= Nick Grishin =

Russian-American biophysicist and lepidopterist

Nick V. Grishin (born c. 1970) is a Russian-American biophysicist, biochemist, and lepidopterist at the University of Texas Southwestern Medical Center in Dallas, Texas. He holds the Cecil H. and Ida M. Green Chair in Biomedical Science and is a Professor of Biochemistry and Biophysics. He served as a Howard Hughes Medical Institute (HHMI) Investigator from 2000 to 2021. He is known for his work on protein structure and evolution and separately, for applying whole-genome sequencing to the systematics and taxonomy of Lepidoptera.

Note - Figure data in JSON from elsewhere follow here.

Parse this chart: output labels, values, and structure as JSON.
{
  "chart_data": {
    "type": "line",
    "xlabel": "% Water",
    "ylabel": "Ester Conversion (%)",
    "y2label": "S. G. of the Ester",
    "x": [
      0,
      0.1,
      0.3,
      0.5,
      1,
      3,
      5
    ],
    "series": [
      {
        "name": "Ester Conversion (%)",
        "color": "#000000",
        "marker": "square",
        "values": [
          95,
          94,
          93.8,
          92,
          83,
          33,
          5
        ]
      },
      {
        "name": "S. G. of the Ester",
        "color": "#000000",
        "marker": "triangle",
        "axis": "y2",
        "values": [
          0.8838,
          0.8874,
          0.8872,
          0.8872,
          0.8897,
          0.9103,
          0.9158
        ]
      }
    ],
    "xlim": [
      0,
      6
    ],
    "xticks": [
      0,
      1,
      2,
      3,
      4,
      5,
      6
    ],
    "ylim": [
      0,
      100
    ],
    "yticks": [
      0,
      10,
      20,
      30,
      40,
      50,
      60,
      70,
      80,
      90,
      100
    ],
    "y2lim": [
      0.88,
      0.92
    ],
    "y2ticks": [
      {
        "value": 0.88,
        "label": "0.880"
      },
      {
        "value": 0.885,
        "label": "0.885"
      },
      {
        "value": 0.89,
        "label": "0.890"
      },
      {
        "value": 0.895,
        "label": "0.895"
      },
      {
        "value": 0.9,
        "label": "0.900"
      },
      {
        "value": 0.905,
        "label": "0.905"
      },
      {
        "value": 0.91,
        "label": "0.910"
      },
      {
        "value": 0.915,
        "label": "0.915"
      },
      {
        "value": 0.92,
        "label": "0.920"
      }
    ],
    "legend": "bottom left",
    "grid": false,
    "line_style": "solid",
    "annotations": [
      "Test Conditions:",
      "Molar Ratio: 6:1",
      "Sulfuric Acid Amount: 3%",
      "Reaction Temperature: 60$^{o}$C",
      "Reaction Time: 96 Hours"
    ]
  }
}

== Early life and education ==

Grishin grew up in Russia, the son of college mathematics professors. He received a Diplom (the Russian equivalent of a master's degree) in biochemistry from Moscow State University, where he sequenced his first molecule — a bacterial enzyme — in 1991 using the then state-of-the-art Sanger sequencing method. He completed his Ph.D. in molecular biophysics at UT Southwestern Medical Center in 1998, working with Margaret Phillips, and carried out postdoctoral research with Eugene Koonin at the National Institutes of Health before joining the UT Southwestern faculty.

== Research ==

=== Protein structure and bioinformatics ===

Grishin's primary research field is the computational analysis of protein structure and evolution, with a focus on classifying protein domains and predicting their function from sequence. His lab developed tools for remote sequence similarity detection and multiple sequence alignment, and he has contributed to the Evolutionary Classification of Protein Domains (ECOD) database, a comprehensive resource for protein domain classification. His work has accumulated over 64,000 citations. He has also contributed to medical research, including work on PCSK9, a genetic variant associated with reduced cholesterol in humans that became the basis for important cholesterol-lowering drugs.

=== Butterfly genomics and taxonomy ===

In parallel with his bioinformatics work, Grishin has pursued lepidopterology as both a scientific discipline and a personal passion, using the same computational tools developed for protein analysis to study butterfly genomes at scale. His laboratory sequenced all 845 butterfly species recorded from North America north of Mexico, producing one of the most comprehensive genomic datasets for any large group of animals on a continental scale. This project, carried out with collaborators including Paul Opler and members of his lab, has yielded substantial revisions to Lepidoptera taxonomy and species boundaries.

His group has also pioneered the genomic sequencing of museum type specimens — some over 140 years old — to resolve long-standing taxonomic questions where morphology alone is insufficient. In one study, DNA was non-destructively extracted from a single foreleg of a 19th-century Malagasy skipper butterfly, yielding a complete mitogenome that supported placement of the genus Malaza in a new subfamily.

He has described numerous new butterfly species and higher taxa, with collaborators including Jing Zhang, Qian Cong, and Jinhui Shen of his own laboratory, as well as field naturalists and museum curators worldwide.